I may not have totally converted anyone (ASAIK), but I have gotten many who have felt that way to eat veg'n a whole lot more, after they had completely turned to think it was a stupid idea
See, I don't actually believe that the extremists put people off veganism (because nobody makes important life decisions based solely on the attitudes of random activists they encounter primarily on the Internet), but at the same time I don't think they do any good. It's more of an annoyance, I think, to those of us who are already vegan. I find myself rolling my eyes so hard it's almost painful whenever I hear someone wish death or misery upon meat eaters. It's dishonest at best, sociopathic at worst, and just plain misguided all around.
09-07-2015 06:18 AM
silva
Quote:
Originally Posted by Necter View Post
we need to pass laws that put meat eaters in jail.
You mean that hypothetical "we". The hypothetical "if 90% of the world were vegan instead of 1%"

That line of thinking threatens the existing 1%
How about we strive to make being vegan seem obtainable and beneficial instead?

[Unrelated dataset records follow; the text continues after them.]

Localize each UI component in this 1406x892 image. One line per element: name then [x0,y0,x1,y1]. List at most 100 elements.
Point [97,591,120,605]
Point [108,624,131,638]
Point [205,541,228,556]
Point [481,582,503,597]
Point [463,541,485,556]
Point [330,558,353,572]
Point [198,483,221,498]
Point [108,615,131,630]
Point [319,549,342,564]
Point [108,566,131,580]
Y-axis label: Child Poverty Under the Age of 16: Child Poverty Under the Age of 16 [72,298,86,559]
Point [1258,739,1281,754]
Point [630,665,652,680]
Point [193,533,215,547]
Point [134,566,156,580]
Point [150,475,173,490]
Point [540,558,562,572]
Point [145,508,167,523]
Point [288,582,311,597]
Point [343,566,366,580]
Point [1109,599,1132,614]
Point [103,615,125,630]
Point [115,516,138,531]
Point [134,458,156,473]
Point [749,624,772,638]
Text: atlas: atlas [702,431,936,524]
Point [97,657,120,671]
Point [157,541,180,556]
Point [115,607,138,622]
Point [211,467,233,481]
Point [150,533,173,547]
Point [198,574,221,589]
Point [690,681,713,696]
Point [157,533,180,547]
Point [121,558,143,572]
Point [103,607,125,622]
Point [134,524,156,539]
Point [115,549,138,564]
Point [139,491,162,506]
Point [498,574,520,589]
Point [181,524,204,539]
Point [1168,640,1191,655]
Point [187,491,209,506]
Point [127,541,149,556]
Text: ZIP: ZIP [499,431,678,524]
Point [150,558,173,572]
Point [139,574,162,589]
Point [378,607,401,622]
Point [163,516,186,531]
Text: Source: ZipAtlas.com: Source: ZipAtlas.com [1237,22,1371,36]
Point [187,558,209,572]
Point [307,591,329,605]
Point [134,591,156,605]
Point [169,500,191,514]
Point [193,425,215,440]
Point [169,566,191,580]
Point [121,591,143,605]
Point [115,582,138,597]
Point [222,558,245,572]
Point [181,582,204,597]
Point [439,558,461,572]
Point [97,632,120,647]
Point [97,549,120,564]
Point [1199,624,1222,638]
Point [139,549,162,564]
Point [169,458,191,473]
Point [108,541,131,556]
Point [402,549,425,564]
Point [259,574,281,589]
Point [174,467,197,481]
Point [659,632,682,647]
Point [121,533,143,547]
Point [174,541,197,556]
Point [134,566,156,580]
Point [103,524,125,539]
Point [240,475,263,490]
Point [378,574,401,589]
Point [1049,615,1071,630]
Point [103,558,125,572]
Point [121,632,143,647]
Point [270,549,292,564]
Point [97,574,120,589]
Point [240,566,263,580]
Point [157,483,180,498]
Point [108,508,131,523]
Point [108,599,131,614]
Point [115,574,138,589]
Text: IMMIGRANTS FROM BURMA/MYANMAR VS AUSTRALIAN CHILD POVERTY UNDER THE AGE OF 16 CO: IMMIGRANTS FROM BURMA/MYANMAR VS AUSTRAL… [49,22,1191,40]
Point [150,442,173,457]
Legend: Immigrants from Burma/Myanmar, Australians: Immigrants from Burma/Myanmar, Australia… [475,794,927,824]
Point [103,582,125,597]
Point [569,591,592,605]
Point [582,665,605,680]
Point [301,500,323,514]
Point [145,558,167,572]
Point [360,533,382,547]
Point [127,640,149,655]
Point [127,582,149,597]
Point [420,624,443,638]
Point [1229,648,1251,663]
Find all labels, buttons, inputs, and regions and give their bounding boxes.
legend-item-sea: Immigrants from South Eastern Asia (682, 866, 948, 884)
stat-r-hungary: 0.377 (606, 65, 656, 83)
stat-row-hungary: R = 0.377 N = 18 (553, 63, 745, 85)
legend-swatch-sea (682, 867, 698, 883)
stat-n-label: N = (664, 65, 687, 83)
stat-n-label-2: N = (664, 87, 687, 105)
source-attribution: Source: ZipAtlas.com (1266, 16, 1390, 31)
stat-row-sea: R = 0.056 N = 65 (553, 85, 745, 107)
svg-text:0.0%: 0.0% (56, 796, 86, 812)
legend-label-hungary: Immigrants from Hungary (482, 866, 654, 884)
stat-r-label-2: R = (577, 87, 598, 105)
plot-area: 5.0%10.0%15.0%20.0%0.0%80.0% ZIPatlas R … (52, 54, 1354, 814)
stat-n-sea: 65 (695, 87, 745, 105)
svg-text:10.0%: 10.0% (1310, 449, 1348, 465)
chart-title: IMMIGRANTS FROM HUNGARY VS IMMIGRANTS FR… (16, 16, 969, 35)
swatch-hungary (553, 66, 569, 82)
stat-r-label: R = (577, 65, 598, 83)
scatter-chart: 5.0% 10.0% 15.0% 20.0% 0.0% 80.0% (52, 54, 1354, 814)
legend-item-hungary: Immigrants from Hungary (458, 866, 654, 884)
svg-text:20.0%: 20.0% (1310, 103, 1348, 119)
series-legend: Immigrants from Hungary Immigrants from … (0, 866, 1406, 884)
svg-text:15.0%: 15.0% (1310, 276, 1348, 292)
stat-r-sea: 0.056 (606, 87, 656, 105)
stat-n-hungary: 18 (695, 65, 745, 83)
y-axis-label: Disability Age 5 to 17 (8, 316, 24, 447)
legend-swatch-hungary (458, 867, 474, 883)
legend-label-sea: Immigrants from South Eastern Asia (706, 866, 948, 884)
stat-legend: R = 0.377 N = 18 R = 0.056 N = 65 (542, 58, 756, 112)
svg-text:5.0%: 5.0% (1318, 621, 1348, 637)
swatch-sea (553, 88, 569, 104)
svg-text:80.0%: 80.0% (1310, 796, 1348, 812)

You seem to think that if someone says they thought about trying veg'n but all the extremists drove them away are lying.
I may not have totally converted anyone (ASAIK), but I have gotten many who have felt that way to eat veg'n a whole lot more, after they had completely turned to think it was a stupid idea
09-07-2015 05:44 AM
LedBoots Yes, I don't think jail is the answer, even if there were enough cells to go around. Besides, give the government power like that, and you never know what you end up with.

09-07-2015 04:40 AM
no whey jose
Quote:
Originally Posted by Necter View Post
agree to disagree but if this is a vegan forum ...

cannot believe the complacency and tolerance for murder here
Nobody here condones animal slaughter, but if you genuinely believe that sending innocent people to jail for eating meat is a viable and just solution, you will find yourself in the minority.